Art's Conduct: Bittersweet =10=

166 5 3
                                    

= 10 =

My head fell horizontally prone to  the table, rolling it around between a mixture of mild starvation and drastic irritation syndrome. I huffed a silent plea before hauling my indignant and helpless figure back into the fire pit called the living room, but any portion of the mansion could have been considered a fire pit. The dining room was a fire pit. The kitchen was a fire pit. The hallway was a fire pit. Even the dog next door was a fire pit, and he wasn't even resident to this hulk of a building!

It proved just how much this place was sickening.

I must have done something in my previous life, if I did have a previous life, angering the president of some miniature country or other, so that now, I had to suffer because of the deed I'd accomplished, or I could have invaded a colony that was on the verge of recovery from a terrible outbreak of malaria. Or, maybe. Just maybe. I had to stop reading Lore's monthly issues when I had nothing better to do than read heated banter about whether or not they should allow geneticists to sacrifice embryos for the benefit of stem cell contribution to living, breathing tissue because this was getting utterly ridiculous.

In two months time, I wouldn't be surprised if I managed to name the embryonic stages of a life form as well as the sections and subsections of the brain, and seeing as I could already recite the parietal lobe, temporal lobe, frontal lobe, and occipital lobe without batting a lid, the timing couldn't have been any more impeccable, and what more? 

I knew the hypothalamus controlled temperature.

Shoot me now before I evolved into an endoplasmic blob of evolving malignant tumors, spouting medical terms like a prophet of zeal because there were no apparent signs of closure if this progressed.

I plopped listlessly on a random couch and shook my head violently so that my hair stood at odd ends, making me appear like Machu Picchu, but in a worse calamity than it was now, and possibly some Incas to add as a form of decorative beads because a few moments in the dining area confirmed the embarassing notion that I had been munching on none other than plastic decorum intended for the gala.

I had such rotten luck!

I shook my head again and pouted solemnly.

No wonder they looked too good to be real.

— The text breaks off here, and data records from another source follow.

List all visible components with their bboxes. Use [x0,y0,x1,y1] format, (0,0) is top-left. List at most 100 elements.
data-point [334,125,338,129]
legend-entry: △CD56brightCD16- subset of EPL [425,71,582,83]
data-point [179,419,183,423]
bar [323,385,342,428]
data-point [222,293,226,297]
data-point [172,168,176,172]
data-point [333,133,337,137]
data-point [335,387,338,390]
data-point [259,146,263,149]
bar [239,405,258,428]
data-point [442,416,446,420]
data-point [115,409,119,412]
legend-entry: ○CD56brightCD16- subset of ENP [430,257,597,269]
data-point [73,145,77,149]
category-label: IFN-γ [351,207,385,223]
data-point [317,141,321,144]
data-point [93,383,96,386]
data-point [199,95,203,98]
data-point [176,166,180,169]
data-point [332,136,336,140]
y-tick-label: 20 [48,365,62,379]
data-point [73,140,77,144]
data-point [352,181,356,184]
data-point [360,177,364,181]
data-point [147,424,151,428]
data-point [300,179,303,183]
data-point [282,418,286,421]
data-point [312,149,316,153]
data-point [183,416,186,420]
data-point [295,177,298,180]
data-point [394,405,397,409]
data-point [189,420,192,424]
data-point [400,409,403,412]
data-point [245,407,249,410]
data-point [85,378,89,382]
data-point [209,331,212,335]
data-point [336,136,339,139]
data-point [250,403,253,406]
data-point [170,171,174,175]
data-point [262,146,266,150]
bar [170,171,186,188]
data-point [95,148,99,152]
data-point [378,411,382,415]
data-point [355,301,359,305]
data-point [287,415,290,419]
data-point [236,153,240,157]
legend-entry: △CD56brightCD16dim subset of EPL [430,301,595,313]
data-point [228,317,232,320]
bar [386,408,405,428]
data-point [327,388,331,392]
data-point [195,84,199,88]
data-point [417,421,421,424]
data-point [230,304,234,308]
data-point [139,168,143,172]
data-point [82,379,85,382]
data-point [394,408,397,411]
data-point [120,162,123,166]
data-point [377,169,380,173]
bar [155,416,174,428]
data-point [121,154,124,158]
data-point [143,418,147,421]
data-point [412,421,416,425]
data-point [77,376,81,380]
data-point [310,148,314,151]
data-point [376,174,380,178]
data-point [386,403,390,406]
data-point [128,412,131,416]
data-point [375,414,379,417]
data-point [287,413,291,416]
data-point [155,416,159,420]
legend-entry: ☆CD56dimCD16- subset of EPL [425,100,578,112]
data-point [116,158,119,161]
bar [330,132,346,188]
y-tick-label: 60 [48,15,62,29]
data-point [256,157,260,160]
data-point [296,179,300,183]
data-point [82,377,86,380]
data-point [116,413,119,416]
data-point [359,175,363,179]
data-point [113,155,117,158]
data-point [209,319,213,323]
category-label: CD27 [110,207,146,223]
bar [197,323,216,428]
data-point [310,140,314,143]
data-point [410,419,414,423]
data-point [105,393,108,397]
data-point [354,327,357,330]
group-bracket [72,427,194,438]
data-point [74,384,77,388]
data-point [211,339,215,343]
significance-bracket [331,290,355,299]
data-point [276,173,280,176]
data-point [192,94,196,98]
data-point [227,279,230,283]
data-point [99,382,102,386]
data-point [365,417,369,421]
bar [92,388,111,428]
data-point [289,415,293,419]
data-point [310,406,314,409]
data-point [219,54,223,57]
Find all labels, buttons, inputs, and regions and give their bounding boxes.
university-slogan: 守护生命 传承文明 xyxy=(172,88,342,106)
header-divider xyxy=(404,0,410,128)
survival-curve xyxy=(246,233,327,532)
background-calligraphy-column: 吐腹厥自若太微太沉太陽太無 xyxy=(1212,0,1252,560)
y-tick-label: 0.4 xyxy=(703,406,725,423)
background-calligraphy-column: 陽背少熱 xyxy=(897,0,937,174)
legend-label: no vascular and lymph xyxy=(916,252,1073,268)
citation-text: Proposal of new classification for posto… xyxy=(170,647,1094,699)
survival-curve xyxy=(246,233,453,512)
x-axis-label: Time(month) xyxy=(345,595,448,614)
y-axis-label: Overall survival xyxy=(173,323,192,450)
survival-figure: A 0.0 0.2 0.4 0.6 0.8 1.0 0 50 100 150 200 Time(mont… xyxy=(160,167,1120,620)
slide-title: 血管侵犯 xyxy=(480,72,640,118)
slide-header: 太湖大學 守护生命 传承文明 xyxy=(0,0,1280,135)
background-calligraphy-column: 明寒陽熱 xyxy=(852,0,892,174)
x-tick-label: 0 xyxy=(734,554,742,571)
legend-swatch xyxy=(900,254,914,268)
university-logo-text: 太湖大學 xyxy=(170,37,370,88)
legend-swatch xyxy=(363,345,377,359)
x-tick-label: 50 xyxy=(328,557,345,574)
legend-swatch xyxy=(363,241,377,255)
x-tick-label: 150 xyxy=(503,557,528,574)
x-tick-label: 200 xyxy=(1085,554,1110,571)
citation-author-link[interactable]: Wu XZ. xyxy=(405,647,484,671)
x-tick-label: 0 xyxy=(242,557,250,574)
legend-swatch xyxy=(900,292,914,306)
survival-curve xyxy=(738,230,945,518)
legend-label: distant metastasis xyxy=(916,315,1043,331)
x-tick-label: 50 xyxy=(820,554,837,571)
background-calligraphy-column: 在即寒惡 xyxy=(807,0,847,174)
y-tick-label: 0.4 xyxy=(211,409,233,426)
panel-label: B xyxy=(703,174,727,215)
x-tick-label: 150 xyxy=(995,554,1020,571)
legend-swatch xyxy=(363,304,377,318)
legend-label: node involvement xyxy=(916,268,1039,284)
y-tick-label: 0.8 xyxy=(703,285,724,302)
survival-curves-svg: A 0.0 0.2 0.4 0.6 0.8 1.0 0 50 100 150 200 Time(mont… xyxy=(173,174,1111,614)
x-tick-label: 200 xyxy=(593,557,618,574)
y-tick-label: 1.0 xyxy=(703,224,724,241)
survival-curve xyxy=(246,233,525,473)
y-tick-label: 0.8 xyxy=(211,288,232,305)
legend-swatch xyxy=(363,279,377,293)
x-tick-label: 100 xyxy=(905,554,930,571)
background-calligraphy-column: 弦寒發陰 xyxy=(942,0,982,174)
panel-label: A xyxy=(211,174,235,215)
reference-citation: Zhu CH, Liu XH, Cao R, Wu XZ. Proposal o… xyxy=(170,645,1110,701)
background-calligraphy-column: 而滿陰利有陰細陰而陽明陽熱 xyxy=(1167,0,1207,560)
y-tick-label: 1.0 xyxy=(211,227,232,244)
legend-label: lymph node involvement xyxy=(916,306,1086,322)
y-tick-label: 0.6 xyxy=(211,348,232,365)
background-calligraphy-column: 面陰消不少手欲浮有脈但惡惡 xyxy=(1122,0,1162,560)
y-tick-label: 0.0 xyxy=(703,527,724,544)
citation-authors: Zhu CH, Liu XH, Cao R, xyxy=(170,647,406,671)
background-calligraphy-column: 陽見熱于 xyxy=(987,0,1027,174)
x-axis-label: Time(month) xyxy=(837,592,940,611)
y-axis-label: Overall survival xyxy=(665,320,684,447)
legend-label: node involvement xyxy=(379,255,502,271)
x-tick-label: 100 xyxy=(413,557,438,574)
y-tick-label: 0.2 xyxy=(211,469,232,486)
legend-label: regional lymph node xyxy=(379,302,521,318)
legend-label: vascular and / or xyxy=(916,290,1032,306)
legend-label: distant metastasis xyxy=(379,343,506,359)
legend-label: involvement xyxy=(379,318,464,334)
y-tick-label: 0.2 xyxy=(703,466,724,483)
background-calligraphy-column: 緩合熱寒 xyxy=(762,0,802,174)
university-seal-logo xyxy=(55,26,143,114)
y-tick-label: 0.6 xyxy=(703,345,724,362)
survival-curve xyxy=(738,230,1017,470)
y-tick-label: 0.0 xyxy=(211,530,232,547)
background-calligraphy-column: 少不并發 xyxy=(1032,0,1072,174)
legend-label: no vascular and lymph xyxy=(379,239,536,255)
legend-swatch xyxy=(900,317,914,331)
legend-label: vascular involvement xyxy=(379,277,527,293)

They were only decorative pieces to taunt guests that they should have taken a bite to eat before leaving, and I would have done so already if I wasn't holed up in this darn place.

Anything would have been better than here, like a sinkhole or a mantle of vermin infestation, even playing the weeds in a ballet would have been ideal, yet there stood the cumbersome facts that a single layer of dirt wouldn't be wet enough to provide a sinkhole of any sort; I was probably inhabiting the most sterile environment in all of France, if we were still in France at all; and I didn't hold the grace of that at which a ballerina could withstand because gravity seemed to have problems with upholding my weight at proper order, or at least, when standing on my toes.

It was that or I had fragile bones and muscles networking my toes and soles.

A platter of well-adorned crème brûlée came into my line of vision, right as my stomach emitted a belching yelp that left me keeling over.

"Take it," Davin's voice gruff with a strange sense of warmth, not fake or forced. Just that. Warmth.

I inspected it closely, and after concluding it appeared harmless and lacked a form of laxatives, I took the spoon from his hand and dug in, almost smearing the whole dish onto my cheeks, but when one was on the edge of starvation, no one would question the habituals of a human being.